LAVCA: How is the firm structured in terms of investment strategy? Do teams actively work together across the globe?
Minardi: Warburg Pincus is a globally-integrated partnership and follows a “one firm” approach. Warburg Pincus’ global footprint includes approximately 180 investment professionals in the Americas, Europe and Asia. Investment activity is led by local teams with deep understanding of market dynamics. An example of cross-border collaboration centers around our investment in Dudalina S.A., a shirt manufacturer which recently announced its merger with Restoque Comércio e Confecções De Roupas S.A. (Bovespa: LLIS3). Our colleagues in India, who were studying an investment in Biba, a New Delhi-based leading designer, manufacturer and retailer of women’s ethnic apparel, spent a fair amount of time with the Brazil team to understand the market dynamics surrounding Dudalina, which the firm ultimately invested in.
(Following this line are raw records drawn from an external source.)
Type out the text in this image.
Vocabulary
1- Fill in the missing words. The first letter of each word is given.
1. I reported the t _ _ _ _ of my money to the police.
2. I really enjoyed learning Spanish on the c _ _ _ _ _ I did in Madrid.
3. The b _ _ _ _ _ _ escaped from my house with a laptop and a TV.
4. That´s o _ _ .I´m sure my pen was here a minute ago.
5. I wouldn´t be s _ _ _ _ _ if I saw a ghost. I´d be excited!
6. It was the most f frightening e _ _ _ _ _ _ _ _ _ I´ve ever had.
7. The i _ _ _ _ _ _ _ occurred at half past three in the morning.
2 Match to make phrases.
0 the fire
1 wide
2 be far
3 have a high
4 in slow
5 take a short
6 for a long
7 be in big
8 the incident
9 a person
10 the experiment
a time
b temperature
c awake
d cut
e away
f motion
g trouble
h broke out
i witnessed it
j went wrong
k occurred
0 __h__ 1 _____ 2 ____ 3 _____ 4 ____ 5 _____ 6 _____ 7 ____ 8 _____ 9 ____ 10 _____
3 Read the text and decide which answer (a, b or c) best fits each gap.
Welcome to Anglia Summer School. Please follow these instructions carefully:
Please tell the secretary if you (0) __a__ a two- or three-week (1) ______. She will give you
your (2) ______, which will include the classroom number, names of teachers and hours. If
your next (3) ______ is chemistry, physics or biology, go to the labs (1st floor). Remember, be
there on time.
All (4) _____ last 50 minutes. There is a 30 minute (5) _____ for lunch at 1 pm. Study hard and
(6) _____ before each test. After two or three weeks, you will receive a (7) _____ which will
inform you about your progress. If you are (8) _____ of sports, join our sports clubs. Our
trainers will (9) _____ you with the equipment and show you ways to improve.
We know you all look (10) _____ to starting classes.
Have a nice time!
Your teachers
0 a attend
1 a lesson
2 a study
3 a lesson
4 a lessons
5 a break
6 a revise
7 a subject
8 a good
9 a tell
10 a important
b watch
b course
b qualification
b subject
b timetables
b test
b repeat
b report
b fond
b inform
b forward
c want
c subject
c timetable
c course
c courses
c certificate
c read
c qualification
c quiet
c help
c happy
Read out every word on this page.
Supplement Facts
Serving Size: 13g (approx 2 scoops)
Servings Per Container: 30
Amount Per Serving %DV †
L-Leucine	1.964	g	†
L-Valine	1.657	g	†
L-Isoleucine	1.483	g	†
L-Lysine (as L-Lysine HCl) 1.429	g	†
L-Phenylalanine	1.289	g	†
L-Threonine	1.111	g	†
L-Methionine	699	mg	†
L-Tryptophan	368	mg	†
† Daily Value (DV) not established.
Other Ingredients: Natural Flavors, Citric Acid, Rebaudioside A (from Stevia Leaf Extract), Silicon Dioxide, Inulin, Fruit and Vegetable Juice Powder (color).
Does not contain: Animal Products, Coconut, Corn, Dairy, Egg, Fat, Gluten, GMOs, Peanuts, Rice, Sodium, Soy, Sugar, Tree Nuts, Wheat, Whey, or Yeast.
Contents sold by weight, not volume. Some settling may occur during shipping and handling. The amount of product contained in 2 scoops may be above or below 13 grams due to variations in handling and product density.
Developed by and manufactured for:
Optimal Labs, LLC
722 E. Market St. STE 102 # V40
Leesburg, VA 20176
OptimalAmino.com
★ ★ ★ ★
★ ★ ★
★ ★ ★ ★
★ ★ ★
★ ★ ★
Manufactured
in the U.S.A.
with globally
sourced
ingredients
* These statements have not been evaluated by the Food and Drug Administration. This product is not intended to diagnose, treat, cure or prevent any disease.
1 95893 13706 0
LAVCA: What are some of your most recent investments? What unique actions are you taking to add value to these companies from an operational standpoint?
Minardi: I’ve touched on Dudalina S.A., now Restoque, and Sequoia Logistica. Another recent investment is Pet Center Comércio e Participações S.A., a specialist pet retailer. During the first year of partnering with the management team, we have helped the company in many fronts such as rebranding as part of its strategy to expand outside of São Paulo. We also work intensively in creating better controls and internal processes to support and accelerate the growth plan we will be implementing.
LAVCA: Why did you join LAVCA?
Minardi: LAVCA has an important role in developing private equity across the region, working in conjunction with the local associations such as ABVCAP. As a global private equity firm we value LAVCA’s role and hope to support its evolution.